Milton Nascimento registrou a história na canção "Menino", do disco "Geraes" (1976). "Quem cala sobre teu corpo consente na tua morte", avisa o cantor logo na primeira frase. Não há espaço para calar sobre tal episódio. Quatro anos depois de Milton, Elis Regina voltaria a essa memória no show "Saudades do Brasil". Das riquezas nacionais, passando pelo humor frio com que enfrentamos nossos medos, até a morte do estudante paraense, de 17 anos, encarado como uma ameaça à nação, ela costurou a história nacional numa série de alegorias.

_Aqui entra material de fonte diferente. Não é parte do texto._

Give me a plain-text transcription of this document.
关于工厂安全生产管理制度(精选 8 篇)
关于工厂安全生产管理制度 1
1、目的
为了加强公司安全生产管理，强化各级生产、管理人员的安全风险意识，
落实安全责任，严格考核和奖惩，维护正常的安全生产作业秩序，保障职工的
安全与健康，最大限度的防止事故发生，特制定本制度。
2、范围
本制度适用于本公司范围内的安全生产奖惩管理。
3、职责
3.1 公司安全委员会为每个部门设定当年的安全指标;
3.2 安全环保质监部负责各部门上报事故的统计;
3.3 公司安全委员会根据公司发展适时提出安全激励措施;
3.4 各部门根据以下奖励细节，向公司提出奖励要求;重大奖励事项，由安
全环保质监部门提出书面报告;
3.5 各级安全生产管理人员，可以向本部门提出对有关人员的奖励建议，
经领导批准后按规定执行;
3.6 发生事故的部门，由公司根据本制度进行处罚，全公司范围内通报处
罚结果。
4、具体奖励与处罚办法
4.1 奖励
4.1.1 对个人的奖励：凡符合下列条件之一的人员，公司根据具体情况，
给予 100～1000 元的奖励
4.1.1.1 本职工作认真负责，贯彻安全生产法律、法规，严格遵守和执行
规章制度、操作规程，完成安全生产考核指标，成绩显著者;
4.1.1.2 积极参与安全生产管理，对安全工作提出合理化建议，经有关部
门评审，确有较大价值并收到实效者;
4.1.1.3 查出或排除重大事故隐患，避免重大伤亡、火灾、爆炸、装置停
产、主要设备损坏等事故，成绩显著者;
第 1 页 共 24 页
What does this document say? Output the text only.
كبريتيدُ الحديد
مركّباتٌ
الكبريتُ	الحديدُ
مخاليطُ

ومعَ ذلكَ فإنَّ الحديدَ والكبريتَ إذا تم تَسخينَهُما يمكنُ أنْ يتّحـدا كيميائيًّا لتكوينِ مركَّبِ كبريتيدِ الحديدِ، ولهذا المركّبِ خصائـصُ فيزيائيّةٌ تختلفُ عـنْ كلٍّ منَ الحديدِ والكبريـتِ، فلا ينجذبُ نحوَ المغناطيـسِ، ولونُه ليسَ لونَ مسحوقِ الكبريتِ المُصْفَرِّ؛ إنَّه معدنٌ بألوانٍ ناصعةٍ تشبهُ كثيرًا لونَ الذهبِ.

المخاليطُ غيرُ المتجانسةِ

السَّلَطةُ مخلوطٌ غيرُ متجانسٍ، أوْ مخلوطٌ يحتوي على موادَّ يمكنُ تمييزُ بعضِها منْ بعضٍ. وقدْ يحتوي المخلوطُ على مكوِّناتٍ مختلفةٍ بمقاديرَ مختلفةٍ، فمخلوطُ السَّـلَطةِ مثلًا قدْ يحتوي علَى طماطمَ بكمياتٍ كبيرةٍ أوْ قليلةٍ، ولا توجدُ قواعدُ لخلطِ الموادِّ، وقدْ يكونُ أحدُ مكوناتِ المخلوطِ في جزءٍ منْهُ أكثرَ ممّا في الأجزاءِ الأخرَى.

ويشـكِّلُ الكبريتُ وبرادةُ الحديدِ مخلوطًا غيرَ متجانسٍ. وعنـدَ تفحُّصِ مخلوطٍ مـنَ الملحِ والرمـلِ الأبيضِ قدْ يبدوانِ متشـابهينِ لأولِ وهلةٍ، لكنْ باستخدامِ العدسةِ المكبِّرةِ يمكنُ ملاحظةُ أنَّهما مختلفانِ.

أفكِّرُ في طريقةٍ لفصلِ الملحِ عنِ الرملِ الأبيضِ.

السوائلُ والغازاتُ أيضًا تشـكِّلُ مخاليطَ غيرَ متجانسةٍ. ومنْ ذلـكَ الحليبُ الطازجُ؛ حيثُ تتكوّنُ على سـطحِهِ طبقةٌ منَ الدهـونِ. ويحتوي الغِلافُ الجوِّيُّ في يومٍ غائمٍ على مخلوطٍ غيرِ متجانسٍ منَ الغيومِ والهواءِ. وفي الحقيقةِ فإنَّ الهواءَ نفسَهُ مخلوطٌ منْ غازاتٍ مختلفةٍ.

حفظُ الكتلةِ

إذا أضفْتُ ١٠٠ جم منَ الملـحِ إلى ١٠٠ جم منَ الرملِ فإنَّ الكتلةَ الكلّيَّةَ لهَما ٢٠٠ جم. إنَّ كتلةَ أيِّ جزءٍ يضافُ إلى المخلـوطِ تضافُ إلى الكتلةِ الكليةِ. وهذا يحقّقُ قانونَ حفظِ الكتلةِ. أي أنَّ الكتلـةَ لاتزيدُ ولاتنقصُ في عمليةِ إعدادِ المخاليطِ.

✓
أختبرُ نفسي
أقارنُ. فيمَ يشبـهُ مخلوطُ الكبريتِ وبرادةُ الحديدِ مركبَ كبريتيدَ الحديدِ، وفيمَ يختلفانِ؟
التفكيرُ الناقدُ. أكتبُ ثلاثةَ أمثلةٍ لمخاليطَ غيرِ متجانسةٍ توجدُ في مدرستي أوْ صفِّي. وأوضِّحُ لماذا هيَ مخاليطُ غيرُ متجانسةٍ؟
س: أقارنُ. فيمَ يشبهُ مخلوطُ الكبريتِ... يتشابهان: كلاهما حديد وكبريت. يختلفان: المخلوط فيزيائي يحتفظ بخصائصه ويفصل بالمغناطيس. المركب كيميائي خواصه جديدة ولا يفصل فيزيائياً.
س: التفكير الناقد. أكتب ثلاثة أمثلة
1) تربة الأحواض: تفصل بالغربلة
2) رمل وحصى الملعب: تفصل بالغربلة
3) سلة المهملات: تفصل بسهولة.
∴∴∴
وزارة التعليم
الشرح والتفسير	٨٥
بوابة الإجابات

"Menino" estava no repertório. Mas, antes dele, Elis trouxe os versos trágicos e arrasadores de "Onze Fitas": "Quantas vezes se leu só nessa semana essa história contada assim por cima. A verdade não rima". Composta para a peça "Dia da Caça", de José Louzeiro, a composição de Fátima Guedes dá a medida exata das muitas vítimas da sociedade, seja ou não tempos de ditadura. "Não fosse a vez daquele, outro ia", segue Fátima mostrando a banalidade com que se vão essas vítimas.

Leia também | Confira mais histórias da música na coluna Discografia, de Marcos Sampaio

Em textos diretos e sem preocupação poética, como o "2 de junho" de Adriana Calcanhotto, ou no texto metonímico de "Calabouço", homenagem de Sérgio Ricardo a Édson Luiz, e até no conselho sóbrio de "Menino", a arte cresce quando mostra que pode ser relevante para a sociedade.

Novos singles

Caio Castelo lançou o clipe de "Berro", primeiro single do seu quarto disco "Ir reconhecível". No vídeo, ele contracena com a esposa Camila Lima. A composição é de Clau Aniz. Entre closes, insinuações, intimidades e muitas cores, a direção do vídeo é de Allan Diniz.

Lorena Nunes lançou esta semana o clipe de "Calma", música de Mateus Fazeno Rock. A faixa integra o repertório do disco "La mar", que Lorena divide com os multiinstrumentistas Cláudio Mendes e Igor Caracas. O álbum está previsto pra ser lançado em outubro deste ano.

Lançada no disco de estreia de Djavan, "Maçã do rosto" está no repertório do novo disco de Elba Ramalho, "Eu e Vocês". Produzido pelo filho da cantora, Luã Yvys, o álbum foi concebido durante a quarentena e conta com outras participações familiares. O segundo single, "Ainda tenho asas", lançado esta semana, é uma parceria de Elba com Luã.

Parte do projeto "Ao vivo no Rio", Ricardo Bacelar lançou esta semana o clipe do single "Nada será como antes". Parceria de Milton Nascimento com Ronaldo Bastos, a nova versão ganhou dueto de Ricardo com a cantora e pianista carioca Délia Fischer.

O músico cearense Xavier lançou esta semana a mixtape "Mormaço", que divide com pernambucanos Arthur Dossa e Arquétipo Rafa. Arquitetado desde 2016, o projeto foi apresentado no programa Zona de Criação, do Porto Dragão, com cada uma das quatro faixas ganhando uma releitura visual do artista Uirá dos Reis.